Americans among workers charged in Egypt
Share with others:
CAIRO -- Egyptian investigators filed criminal charges Sunday against at least 40 international civil society workers, reportedly including the son of a U.S. Cabinet secretary, in a case that could cost the ruling generals more than $1 billion in U.S. aid.
Nineteen Americans are among the employees of nongovernmental organizations, or NGOs, referred to trial on charges of involvement in banned activities and receiving foreign funds illegally, according to state media. The other defendants are Egyptians, Serbs, Germans and Arabs from other countries, according to news reports. All of them are prohibited from leaving Egypt.
The highly politicized case, which has drawn outrage from Egypt's once-close allies in Washington, shows that the ruling Supreme Council of the Armed Force is willing to risk Egypt's annual $1.3 billion in U.S. military aid to assert sovereignty and win some points at home, analysts said.

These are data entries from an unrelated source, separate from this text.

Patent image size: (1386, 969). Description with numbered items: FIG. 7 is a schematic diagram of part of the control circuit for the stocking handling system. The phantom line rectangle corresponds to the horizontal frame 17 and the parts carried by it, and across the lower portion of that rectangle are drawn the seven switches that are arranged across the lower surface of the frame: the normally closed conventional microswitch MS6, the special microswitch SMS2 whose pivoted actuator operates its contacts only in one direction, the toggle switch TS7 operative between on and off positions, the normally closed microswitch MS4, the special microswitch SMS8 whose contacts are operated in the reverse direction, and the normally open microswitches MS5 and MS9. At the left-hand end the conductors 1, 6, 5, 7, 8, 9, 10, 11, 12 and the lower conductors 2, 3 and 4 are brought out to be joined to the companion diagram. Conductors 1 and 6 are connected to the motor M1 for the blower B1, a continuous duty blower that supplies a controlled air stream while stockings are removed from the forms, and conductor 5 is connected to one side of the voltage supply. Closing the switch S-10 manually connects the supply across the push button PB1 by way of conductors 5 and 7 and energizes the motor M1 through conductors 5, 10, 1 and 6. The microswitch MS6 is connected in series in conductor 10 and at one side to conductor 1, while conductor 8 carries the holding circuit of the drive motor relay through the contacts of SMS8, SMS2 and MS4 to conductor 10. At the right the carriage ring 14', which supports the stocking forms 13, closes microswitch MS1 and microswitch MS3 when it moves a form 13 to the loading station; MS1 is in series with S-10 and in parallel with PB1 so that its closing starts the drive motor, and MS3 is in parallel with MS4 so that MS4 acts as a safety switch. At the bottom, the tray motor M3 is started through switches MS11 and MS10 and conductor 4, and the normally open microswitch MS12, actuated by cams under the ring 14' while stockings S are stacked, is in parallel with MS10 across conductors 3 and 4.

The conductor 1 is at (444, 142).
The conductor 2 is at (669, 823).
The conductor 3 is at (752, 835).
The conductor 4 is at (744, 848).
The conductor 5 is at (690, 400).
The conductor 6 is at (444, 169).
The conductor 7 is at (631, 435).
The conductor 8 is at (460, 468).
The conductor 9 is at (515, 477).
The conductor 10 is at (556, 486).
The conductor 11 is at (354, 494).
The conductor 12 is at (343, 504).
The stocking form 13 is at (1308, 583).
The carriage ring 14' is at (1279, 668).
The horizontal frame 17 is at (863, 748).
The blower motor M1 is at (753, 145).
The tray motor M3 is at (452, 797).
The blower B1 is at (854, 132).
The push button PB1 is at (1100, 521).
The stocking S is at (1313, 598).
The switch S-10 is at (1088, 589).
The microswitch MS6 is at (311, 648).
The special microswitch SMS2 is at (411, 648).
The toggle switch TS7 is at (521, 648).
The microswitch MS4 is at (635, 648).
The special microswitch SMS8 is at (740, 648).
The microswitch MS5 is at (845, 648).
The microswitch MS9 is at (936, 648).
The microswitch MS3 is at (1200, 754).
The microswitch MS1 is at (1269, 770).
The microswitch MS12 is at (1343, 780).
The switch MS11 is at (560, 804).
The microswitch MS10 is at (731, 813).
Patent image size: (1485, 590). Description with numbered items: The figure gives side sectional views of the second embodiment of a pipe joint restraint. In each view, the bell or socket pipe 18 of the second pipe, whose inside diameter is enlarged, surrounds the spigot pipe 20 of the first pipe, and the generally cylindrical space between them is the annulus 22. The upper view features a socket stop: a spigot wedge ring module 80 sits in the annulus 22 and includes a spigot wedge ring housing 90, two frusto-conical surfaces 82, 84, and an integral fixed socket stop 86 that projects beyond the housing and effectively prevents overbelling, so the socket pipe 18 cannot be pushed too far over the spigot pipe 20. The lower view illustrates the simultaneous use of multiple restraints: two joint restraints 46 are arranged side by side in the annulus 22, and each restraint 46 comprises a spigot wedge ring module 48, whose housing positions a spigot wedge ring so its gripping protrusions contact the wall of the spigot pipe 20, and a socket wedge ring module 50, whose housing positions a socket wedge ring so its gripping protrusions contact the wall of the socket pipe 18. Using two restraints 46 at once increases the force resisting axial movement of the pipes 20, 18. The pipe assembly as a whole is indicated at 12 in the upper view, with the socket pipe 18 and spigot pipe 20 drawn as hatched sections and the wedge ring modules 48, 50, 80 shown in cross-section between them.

"SCAF wants to demonstrate its anti-American credentials," said Robert Springborg, a professor at the Naval Postgraduate School who has written extensively on the Egyptian military.
In Egypt, a cross-section of political elites has long resented the NGOs' work on the belief that they were imposing Western values on a conservative Arab Muslim nation.
For years, American and Egyptian nonprofit workers say, authorities have blocked them from full registration and smeared them in state media as foreign provocateurs trying to destabilize Egypt.
On Dec. 29, Egyptian authorities raided the offices of 17 NGOs, including the U.S.-based International Republican Institute, Freedom House and National Democratic Institute. The groups receive U.S. government funding and were conducting candidate training and other activities related to the Egyptian parliamentary elections.